Tinha algo marcado na agenda. Abriu a porta, saiu de casa, fechou-a e lá foi. Tinha quase quatro quilómetros para percorrer. Se escolheu enfiar-se debaixo de terra, apanhar o metro na estação de El Behoos, ou dar que fazer às pernas, numa caminhada, não se sabe. O destino de Giulio Regeni era o centro do Cairo, a Praça Tahrir, o restaurante onde se combinara encontrar com um amigo, também italiano, professor na Universidade Britânica da cidade. Era 25 de março, que o simbolismo quis que assinalasse os cinco anos desde o início de uma revolução, da que depôs um ditador com a luta nas ruas, as que se encheram de protestos, milhões de pessoas unidas e manifestações. Era um dia de memórias. E foi o último dia que Giuliu foi visto com vida no corpo.
Nunca chegaria ao restaurante. Gennaro Gervasio, o amigo, ficou pendurado, à espera de uma chegada que só nove dias depois se percebeu porque não correspondeu à partida: a 3 de fevereiro, Giulio foi encontrado morto, cadáver deixado numa vala perto de uma autoestrada que corta o deserto entre o Cairo e Alexandria. As más notícias são as que mais rápido viajam e Fiumicello, a sua terra natal, no norte de Itália, já chorava quando o resultado da primeira autópsia ao corpo, no Egito, concluiu que Giulio fora atingido por “um golpe violento na cabeça” com “um objeto afiado”. Tinha o corpo coberto de nódoas negras, feridas e marcas de cigarro. Mas só uns dias depois se descobriu “algo animal”.

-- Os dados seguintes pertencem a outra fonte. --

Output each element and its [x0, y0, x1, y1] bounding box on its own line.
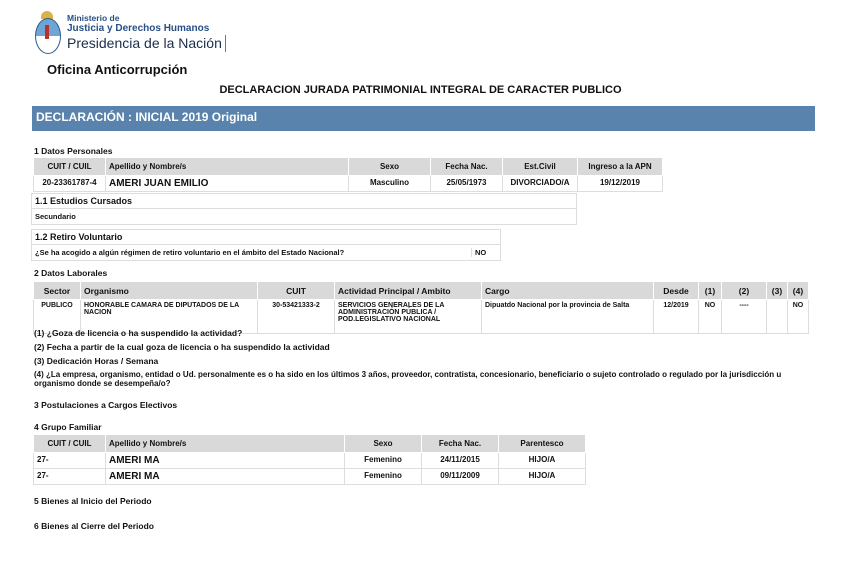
col-estcivil: Est.Civil [503, 158, 578, 176]
section-datos-personales: 1 Datos Personales [34, 146, 112, 156]
section-bienes-cierre: 6 Bienes al Cierre del Periodo [34, 521, 154, 531]
note-1: (1) ¿Goza de licencia o ha suspendido la… [34, 328, 242, 338]
ministry-line2: Justicia y Derechos Humanos [67, 23, 226, 35]
estudios-box: 1.1 Estudios Cursados Secundario [31, 193, 577, 225]
table-row: 20-23361787-4 AMERI JUAN EMILIO Masculin… [34, 176, 663, 192]
retiro-box: 1.2 Retiro Voluntario ¿Se ha acogido a a… [31, 229, 501, 261]
section-datos-laborales: 2 Datos Laborales [34, 268, 107, 278]
retiro-question: ¿Se ha acogido a algún régimen de retiro… [35, 248, 471, 257]
personal-data-table: CUIT / CUIL Apellido y Nombre/s Sexo Fec… [33, 157, 663, 192]
section-postulaciones: 3 Postulaciones a Cargos Electivos [34, 400, 177, 410]
office-name: Oficina Anticorrupción [47, 62, 187, 77]
declaration-page: Ministerio de Justicia y Derechos Humano… [0, 0, 841, 580]
section-grupo-familiar: 4 Grupo Familiar [34, 422, 102, 432]
section-bienes-inicio: 5 Bienes al Inicio del Periodo [34, 496, 152, 506]
argentina-coat-of-arms-icon [34, 11, 60, 53]
ministry-logo: Ministerio de Justicia y Derechos Humano… [34, 11, 226, 53]
note-3: (3) Dedicación Horas / Semana [34, 356, 158, 366]
family-table: CUIT / CUIL Apellido y Nombre/s Sexo Fec… [33, 434, 586, 485]
col-fecha: Fecha Nac. [431, 158, 503, 176]
table-row: 27- AMERI MA Femenino 09/11/2009 HIJO/A [34, 469, 586, 485]
declaration-banner: DECLARACIÓN : INICIAL 2019 Original [32, 106, 815, 131]
estudios-value: Secundario [32, 209, 576, 224]
note-2: (2) Fecha a partir de la cual goza de li… [34, 342, 330, 352]
retiro-title: 1.2 Retiro Voluntario [32, 230, 500, 245]
estudios-title: 1.1 Estudios Cursados [32, 194, 576, 209]
work-data-table: Sector Organismo CUIT Actividad Principa… [33, 281, 809, 334]
ministry-line3: Presidencia de la Nación [67, 35, 226, 52]
col-cuit: CUIT / CUIL [34, 158, 106, 176]
document-title: DECLARACION JURADA PATRIMONIAL INTEGRAL … [0, 84, 841, 96]
note-4: (4) ¿La empresa, organismo, entidad o Ud… [34, 370, 804, 388]
col-nombre: Apellido y Nombre/s [106, 158, 349, 176]
ministry-line1: Ministerio de [67, 13, 226, 23]
table-row: 27- AMERI MA Femenino 24/11/2015 HIJO/A [34, 453, 586, 469]
col-sexo: Sexo [349, 158, 431, 176]
retiro-answer: NO [471, 248, 497, 257]
col-ingreso: Ingreso a la APN [578, 158, 663, 176]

As cerimónias fúnebres puxaram o corpo para Itália, onde uma segunda autópsia estava à espera de ser feita. Aí se constatou que Giulio sofrera um tratamento “que não era humano” porque as autoridades italianas mostraram o que as egípcias não viram, ou preferiram não ver. O italiano tinha o corpo queimado, sete costelas partidas, uma hemorragia cerebral, marcas de agressões várias e, sobretudo, vestígios de tortura: unhas arrancadas e marcas de eletrocussão no pénis. Começava-se a falar no caso. Jornais, rádios e televisões italianas pegaram-lhe, deram-lhe destaque. As pessoas corresponderam, os políticos que os representam reagiram, o tema chegou ao governo.
“Dissemos aos egípcios: a amizade é um bem precioso, mas só é possível com base na verdade. Até agora, todos os nossos pedidos foram correspondidos e, acima de tudo, exigimos que todos os elementos sejam colocados em cima da mesa”, explicou Matteo Renzi, primeiro-ministro italiano, à Radio Anch’io, já depois de o ministro dos Negócios Estrangeiros se ter dirigido ao país sobre o assunto. Porque, mais do que a morte de Giulio Regeni, estranha é a forma como um italiano, de 28 anos, que vivia em Inglaterra há dez — era aluno de doutoramento na Universidade de Cambridge –, e estava no Cairo a investigar sindicatos de trabalho, foi morto no Egito. Quem o fez, e porquê?
Um mês após o seu desaparecimento, nada se sabe.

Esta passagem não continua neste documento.